We evaluated the accuracy of computer-assisted mandibular reconstructions.

PATIENTS AND METHODS

We retrospectively reviewed data for 26 patients who had mandibular reconstruction with a microvascular free fibula flap, January 2015 to June 2018. Postoperative mandible models were obtained from computed tomography scans. After registering the models to the corresponding preoperative plan, we performed comparative measurements. Patients were grouped by condylar involvement and subdivided based on number of fibular segments used for reconstruction. For each segment, we measured length and osteotomy angles. For the final postoperative outcome, we compared intercoronoid, intergonial, and anteroposterior distances and intersegmental plane shift.

RESULTS

Means (SD) for deviation of each osteotomy angle and fibular segment length were 1.98° (2.98) and 1.78 mm (2.69), respectively, remaining constant across subgroups. Other mean values were as follows: intercoronoid distance deviation, 3.86 mm (range, 0.20-11.21 mm); intergonial distance deviation, 3.14 mm (range, 0.05-8.28 mm); anteroposterior distance deviation, 2.92 mm (range, 0.03-8.49 mm); and intersegmental plane shift, 11.00° (range, 2.76-24.15°). Where the condyle was preserved, the intercoronoid and intergonial deviation means differed significantly (respectively 5.02 mm and 4.88 mm, both P < 0.05) for one-segmented and three-segmented fibular reconstructions. Furthermore, reconstructions involving the condylar region compared with condyle preservation showed significantly different intersegmental plane shifts (7.18°; P < 0.05).

CONCLUSION

Computer-assisted surgery provides cutting guides for obtaining accurate fibular segments, but current fixation methods lead to inaccuracies and reproducibility errors.

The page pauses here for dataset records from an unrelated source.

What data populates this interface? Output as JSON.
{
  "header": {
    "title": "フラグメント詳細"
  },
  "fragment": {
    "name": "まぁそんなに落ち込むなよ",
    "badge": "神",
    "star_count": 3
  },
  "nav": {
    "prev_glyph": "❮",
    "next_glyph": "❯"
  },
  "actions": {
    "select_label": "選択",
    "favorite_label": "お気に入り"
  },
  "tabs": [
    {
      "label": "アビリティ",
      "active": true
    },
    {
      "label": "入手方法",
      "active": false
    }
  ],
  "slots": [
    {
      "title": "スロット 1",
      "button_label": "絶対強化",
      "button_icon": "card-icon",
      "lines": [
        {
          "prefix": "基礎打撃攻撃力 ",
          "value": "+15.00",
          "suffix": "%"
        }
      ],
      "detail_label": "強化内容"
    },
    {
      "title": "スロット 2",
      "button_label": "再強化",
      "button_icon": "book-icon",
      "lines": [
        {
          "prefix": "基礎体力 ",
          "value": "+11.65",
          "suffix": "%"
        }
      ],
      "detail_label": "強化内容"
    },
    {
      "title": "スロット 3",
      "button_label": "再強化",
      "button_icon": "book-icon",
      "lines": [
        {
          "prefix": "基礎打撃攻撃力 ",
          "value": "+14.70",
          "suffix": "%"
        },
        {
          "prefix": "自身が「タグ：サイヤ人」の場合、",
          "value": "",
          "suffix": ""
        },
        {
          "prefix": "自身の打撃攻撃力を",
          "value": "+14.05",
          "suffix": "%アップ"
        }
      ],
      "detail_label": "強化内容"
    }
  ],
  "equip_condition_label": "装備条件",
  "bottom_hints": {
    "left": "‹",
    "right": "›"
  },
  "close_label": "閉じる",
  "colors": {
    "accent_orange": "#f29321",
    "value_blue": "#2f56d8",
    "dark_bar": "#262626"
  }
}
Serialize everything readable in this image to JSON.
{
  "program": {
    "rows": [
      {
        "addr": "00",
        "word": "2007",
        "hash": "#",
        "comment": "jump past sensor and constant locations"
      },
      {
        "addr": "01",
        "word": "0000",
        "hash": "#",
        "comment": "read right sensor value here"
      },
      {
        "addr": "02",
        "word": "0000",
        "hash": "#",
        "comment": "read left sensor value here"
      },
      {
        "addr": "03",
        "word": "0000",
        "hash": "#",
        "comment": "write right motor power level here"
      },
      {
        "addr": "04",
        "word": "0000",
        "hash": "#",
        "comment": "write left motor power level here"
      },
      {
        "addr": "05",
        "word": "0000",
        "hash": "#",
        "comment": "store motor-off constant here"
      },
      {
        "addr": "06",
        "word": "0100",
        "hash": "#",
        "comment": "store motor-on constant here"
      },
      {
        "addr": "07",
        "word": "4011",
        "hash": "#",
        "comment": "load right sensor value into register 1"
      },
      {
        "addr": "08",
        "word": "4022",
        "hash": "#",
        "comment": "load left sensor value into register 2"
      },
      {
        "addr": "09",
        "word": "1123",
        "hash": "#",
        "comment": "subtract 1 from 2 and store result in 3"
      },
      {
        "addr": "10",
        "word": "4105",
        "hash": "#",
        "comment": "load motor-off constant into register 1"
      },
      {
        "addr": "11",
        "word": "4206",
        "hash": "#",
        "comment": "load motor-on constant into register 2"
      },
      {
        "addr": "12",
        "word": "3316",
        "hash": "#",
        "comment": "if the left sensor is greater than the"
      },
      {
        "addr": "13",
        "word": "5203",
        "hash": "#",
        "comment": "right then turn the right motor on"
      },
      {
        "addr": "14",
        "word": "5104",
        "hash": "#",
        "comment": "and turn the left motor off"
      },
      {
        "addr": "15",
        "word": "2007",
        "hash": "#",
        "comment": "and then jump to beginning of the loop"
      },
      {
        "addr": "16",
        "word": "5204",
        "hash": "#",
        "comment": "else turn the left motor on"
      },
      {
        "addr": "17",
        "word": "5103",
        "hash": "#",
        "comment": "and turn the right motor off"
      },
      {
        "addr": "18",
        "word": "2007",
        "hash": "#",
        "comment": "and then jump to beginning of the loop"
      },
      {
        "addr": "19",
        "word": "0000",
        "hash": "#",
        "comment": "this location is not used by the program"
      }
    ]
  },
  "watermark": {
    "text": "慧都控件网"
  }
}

In multisegmental transfer with condylar involvement, computer-assisted fixation is recommended to ensure accuracy of the preoperative plan.

摘要

目的

评估计算机辅助下颌骨重建的准确性。

患者和方法

我们回顾性分析了 2015 年 1 月至 2018 年 6 月期间 26 例接受游离腓骨瓣微血管重建下颌骨的患者资料。术后通过 CT 扫描获得下颌骨模型。将模型与相应的术前计划配准后,进行对比测量。根据髁突受累情况对患者进行分组,并根据用于重建的腓骨段数量进行亚组划分。对每个节段测量长度和截骨角度。对于最终的术后结果,比较了双侧髁突间、双侧下颌角间以及前后向距离和节段间平面移位。

结果

每个截骨角度和腓骨段长度的偏差平均值分别为 1.98°(2.98)和 1.78 mm(2.69),在各亚组中保持不变。其他平均值如下:双侧髁突间距离偏差为 3.86 mm(范围,0.20-11.21 mm);双侧下颌角间距离偏差为 3.14 mm(范围,0.05-8.28 mm);前后向距离偏差为 2.92 mm(范围,0.03-8.49 mm);节段间平面移位为 11.00°(范围,2.76-24.15°)。髁突保留时,单节段和三节段腓骨重建的双侧髁突间和双侧下颌角间距离偏差差异有统计学意义(分别为 5.02 mm 和 4.88 mm,均 P < 0.05)。此外,髁突区重建与髁突保留相比,节段间平面移位差异有统计学意义(7.18°;P < 0.05)。

结论

计算机辅助手术可提供获取精确腓骨段的截骨导板,但目前的固定方法会导致精度和重复性误差。在涉及髁突的多节段转移中,建议使用计算机辅助固定以确保术前计划的准确性。